Вокруг не было родных стен. В голове начинало проясняться. Теплом, которое омывало мое лицо, была струящаяся, уже остывающая кровь. И руки мои были в крови. И стоял я не возле окна, выходящего в сад у поместья. А внутри чужого дома, где еще стояла рождественская ель, пахло чем-то древесным и фруктовым, и запах смешивался с кровью.
Из белого света выступила чернота: искрящаяся, где-то мутная, кружащаяся и тошнотворная. Психоделичная — разноцветными бликами вспыхивающая на изнанке век, проникающая в мозг тонкими щупальцами нервных импульсов, похожих на боль, как если бы тонкой иглой через зрачок до мягкой плоти.
Я помню, как сейчас: Джонатан держит меня за плечи, я в ужасе смотрю на свои руки и тело, распростертое у моих ног. Все тело прошибает несдерживаемая дрожь, и из горла вырывается крик не моего голоса.
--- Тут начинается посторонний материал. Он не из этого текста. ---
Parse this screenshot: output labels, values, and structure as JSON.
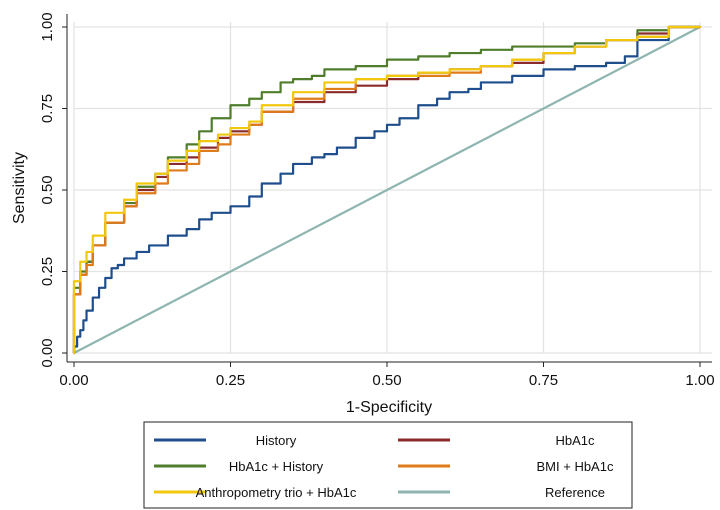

Меня трясут за плечи и что-то говорят, и помню лишь: «…нись» и «…уйста», и боль в плечах от вцепившихся в кости пальцев, которые не давали мне двинуться ни на сантиметр. Помню затекающую за воротник кровь, от избытка которой меня начало рвать — организм не был готов с ней справиться. Помню не только вкус самой крови, но и собственных слез, когда от страха я перестал помнить себя.
Финал второго действия «Лебединого Озера». Звучит сцена¹.
Простирает крылья черный филин.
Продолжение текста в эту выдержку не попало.